Raymond Laurent, nous vous souhaitons la bienvenue sur les ondes de Radio Classique Inter.

RB : Vous venez de rentrer d’Haïti aujourd’hui. Vous avez visité plusieurs Départements.

Qu’est-ce que vous avez observé ? Quelles sont vos impressions ?

RL : C’est une situation économique difficile. C’est un pays plongé de plus en plus dans la misère. Où il y a une absence totale de l’autorité de l’Etat. Quand on se rappelle les promesse faites par le président au cours de sa campagne électorale, de restaurer l’autorité de l’Etat, ce n’est pas ce que j’ai constaté. Ce qui continue à ruiner le pays c’est la corruption. J’ai eu la chance depuis le 25 mars le jour de ma rentrée en Haïti, de visiter plusieurs départements. Nous sommes allé dans l’Artibonite où j’ai eu la chance de visiter la zone de l’Ester. L’état de la route reflète la difficulté de la situation du pays. Je vous ai entendu parler d’infrastructure. Les infrastructures sont totalement délabrées. Du coté de Plateau Central, le Morne-à-cabri, il y a une grande amélioration. Du coté de Mirebalais il y a l’Union-Européenne qui est en train de construire la route. C’est une compagnie dominicaine qui est en train d’asphalter cette route. S’il y a des compagnies haïtiennes qui travaillent sur cette route, ce sont des sous contractants.

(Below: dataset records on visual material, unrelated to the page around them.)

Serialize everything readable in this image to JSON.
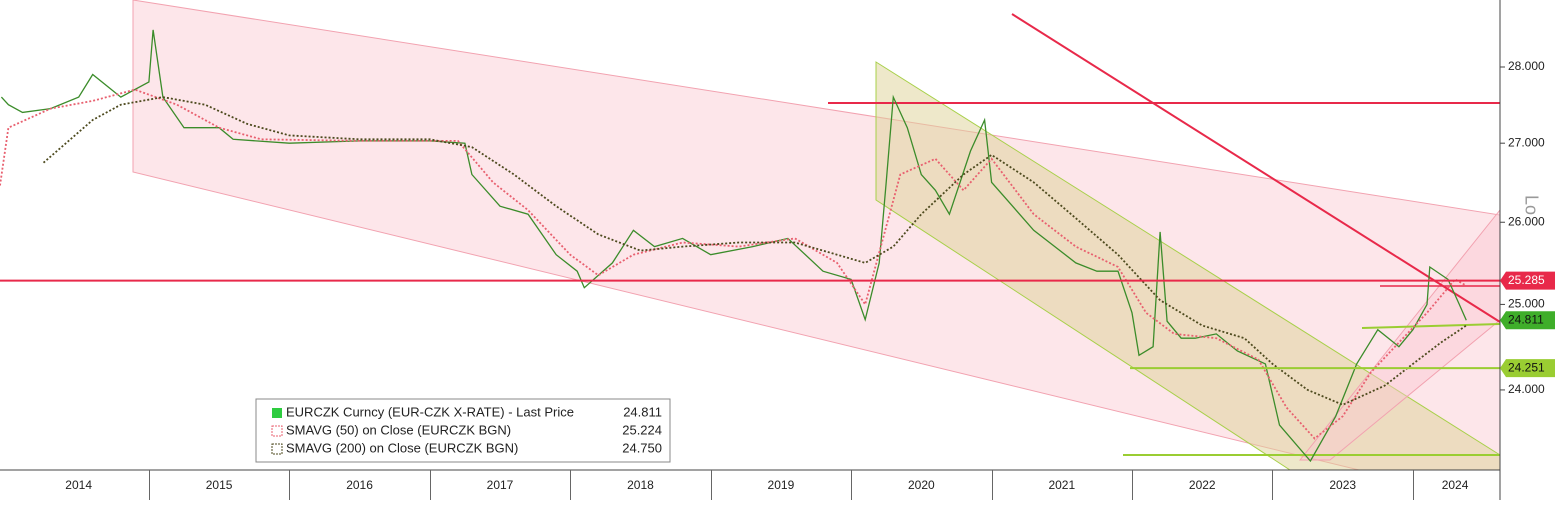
{
  "chart_data": {
    "type": "line",
    "log_scale": true,
    "vertical_label": "Lo",
    "xlim": [
      2013.94,
      2024.62
    ],
    "xticks": [
      {
        "value": 2014.5,
        "label": "2014"
      },
      {
        "value": 2015.5,
        "label": "2015"
      },
      {
        "value": 2016.5,
        "label": "2016"
      },
      {
        "value": 2017.5,
        "label": "2017"
      },
      {
        "value": 2018.5,
        "label": "2018"
      },
      {
        "value": 2019.5,
        "label": "2019"
      },
      {
        "value": 2020.5,
        "label": "2020"
      },
      {
        "value": 2021.5,
        "label": "2021"
      },
      {
        "value": 2022.5,
        "label": "2022"
      },
      {
        "value": 2023.5,
        "label": "2023"
      },
      {
        "value": 2024.3,
        "label": "2024"
      }
    ],
    "ylim": [
      23.1,
      28.91
    ],
    "yticks": [
      {
        "value": 24,
        "label": "24.000"
      },
      {
        "value": 25,
        "label": "25.000"
      },
      {
        "value": 26,
        "label": "26.000"
      },
      {
        "value": 27,
        "label": "27.000"
      },
      {
        "value": 28,
        "label": "28.000"
      }
    ],
    "series": [
      {
        "name": "EURCZK Curncy (EUR-CZK X-RATE) - Last Price",
        "color": "#3b8c2a",
        "style": "solid",
        "last": 24.811,
        "x": [
          2013.95,
          2014.0,
          2014.1,
          2014.3,
          2014.5,
          2014.6,
          2014.8,
          2015.0,
          2015.03,
          2015.1,
          2015.25,
          2015.5,
          2015.6,
          2016.0,
          2016.5,
          2017.0,
          2017.25,
          2017.3,
          2017.5,
          2017.7,
          2017.9,
          2018.05,
          2018.1,
          2018.3,
          2018.45,
          2018.6,
          2018.8,
          2019.0,
          2019.3,
          2019.55,
          2019.8,
          2020.0,
          2020.1,
          2020.2,
          2020.25,
          2020.3,
          2020.4,
          2020.5,
          2020.6,
          2020.7,
          2020.85,
          2020.95,
          2021.0,
          2021.15,
          2021.3,
          2021.45,
          2021.6,
          2021.75,
          2021.9,
          2022.0,
          2022.05,
          2022.15,
          2022.2,
          2022.25,
          2022.35,
          2022.45,
          2022.6,
          2022.75,
          2022.95,
          2023.05,
          2023.27,
          2023.45,
          2023.6,
          2023.75,
          2023.9,
          2024.0,
          2024.1,
          2024.12,
          2024.25,
          2024.33,
          2024.38
        ],
        "values": [
          27.6,
          27.5,
          27.4,
          27.45,
          27.6,
          27.9,
          27.6,
          27.8,
          28.5,
          27.6,
          27.2,
          27.2,
          27.05,
          27.0,
          27.03,
          27.03,
          27.0,
          26.6,
          26.2,
          26.1,
          25.6,
          25.4,
          25.2,
          25.5,
          25.9,
          25.7,
          25.8,
          25.6,
          25.7,
          25.8,
          25.4,
          25.3,
          24.82,
          25.5,
          26.5,
          27.6,
          27.2,
          26.6,
          26.4,
          26.1,
          26.9,
          27.3,
          26.5,
          26.2,
          25.9,
          25.7,
          25.5,
          25.4,
          25.4,
          24.9,
          24.4,
          24.5,
          25.88,
          24.8,
          24.6,
          24.6,
          24.65,
          24.45,
          24.3,
          23.6,
          23.2,
          23.7,
          24.3,
          24.7,
          24.5,
          24.7,
          25.0,
          25.45,
          25.3,
          25.0,
          24.811
        ]
      },
      {
        "name": "SMAVG (50)  on Close (EURCZK BGN)",
        "color": "#e8606f",
        "style": "dotted",
        "last": 25.224,
        "x": [
          2013.94,
          2014.0,
          2014.3,
          2014.6,
          2014.9,
          2015.2,
          2015.5,
          2015.8,
          2016.5,
          2017.2,
          2017.45,
          2017.7,
          2018.0,
          2018.2,
          2018.45,
          2018.8,
          2019.2,
          2019.6,
          2019.9,
          2020.1,
          2020.35,
          2020.6,
          2020.8,
          2021.0,
          2021.3,
          2021.6,
          2021.9,
          2022.1,
          2022.3,
          2022.6,
          2022.9,
          2023.1,
          2023.3,
          2023.5,
          2023.7,
          2023.9,
          2024.1,
          2024.3,
          2024.38
        ],
        "values": [
          26.46,
          27.2,
          27.45,
          27.55,
          27.7,
          27.5,
          27.2,
          27.05,
          27.03,
          27.03,
          26.5,
          26.15,
          25.6,
          25.35,
          25.6,
          25.75,
          25.7,
          25.8,
          25.5,
          25.0,
          26.6,
          26.8,
          26.4,
          26.8,
          26.1,
          25.7,
          25.45,
          24.9,
          24.65,
          24.6,
          24.35,
          23.8,
          23.45,
          23.7,
          24.2,
          24.55,
          24.9,
          25.3,
          25.224
        ]
      },
      {
        "name": "SMAVG (200)  on Close (EURCZK BGN)",
        "color": "#4d4a1e",
        "style": "dotted",
        "last": {
          "value": 24.75,
          "label": "24.750"
        },
        "x": [
          2014.25,
          2014.6,
          2014.8,
          2015.1,
          2015.4,
          2015.7,
          2016.0,
          2016.5,
          2017.0,
          2017.3,
          2017.6,
          2017.9,
          2018.2,
          2018.5,
          2018.8,
          2019.2,
          2019.6,
          2019.9,
          2020.1,
          2020.3,
          2020.5,
          2020.8,
          2021.0,
          2021.3,
          2021.6,
          2021.9,
          2022.2,
          2022.5,
          2022.8,
          2023.0,
          2023.25,
          2023.5,
          2023.8,
          2024.0,
          2024.2,
          2024.38
        ],
        "values": [
          26.75,
          27.3,
          27.5,
          27.6,
          27.5,
          27.25,
          27.1,
          27.05,
          27.05,
          26.95,
          26.6,
          26.2,
          25.85,
          25.65,
          25.7,
          25.75,
          25.75,
          25.6,
          25.5,
          25.7,
          26.1,
          26.6,
          26.85,
          26.5,
          26.05,
          25.6,
          25.05,
          24.75,
          24.6,
          24.3,
          24.0,
          23.83,
          24.05,
          24.3,
          24.55,
          24.75
        ]
      }
    ],
    "levels": [
      {
        "value": 25.285,
        "color": "#e8294a"
      },
      {
        "value": 24.811,
        "color": "#3fae2a"
      },
      {
        "value": 24.251,
        "color": "#9acd32"
      }
    ]
  }
}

La situation de corruption se répand partout dans le pays. Dans cette période électorale on constate l’argent qui se gaspille. Cela nous donne une idée de l’état des choses. Il y a certains candidats qui n’ont pas les moyens de faire campagne. Tandis qu’il y a d’autres qui en ont tellement, qu’ils ne savent quoi en faire. Les candidats du parti du président sont dans cette catégorie.

Du coté du Sud-est la situation est aussi difficile. La route nationale, si par malheur on a une forte averse, la route sera coupée en deux. Ceux qui viennent de Jacmel allant vers Marigot, Cayes-Jacmel seront bloqués. On est obligé de se demander, s’il y a un ministre des travaux publics. S’ils prennent le temps de visiter ces zones, pour constater l’état catastrophique des routes.

Du coté du Sud, il faut que je dise qu’à la veille des élections il y a de grandes possibilités de confrontation entre la police et la population. On avait annoncé la construction de cette route qui mène de Cayes à Jérémie. Malgré que les fonds aient été votés, avant le départ de l’ex-premier ministre Jacques Edouard Alexis, les grandes cérémonies faites à Jérémie annonçant la construction de cette route du Sud, rien n’a été fait. Il y a eu la semaine dernière une démonstration et le slogan était, « Pas de route, pas d’élection ! »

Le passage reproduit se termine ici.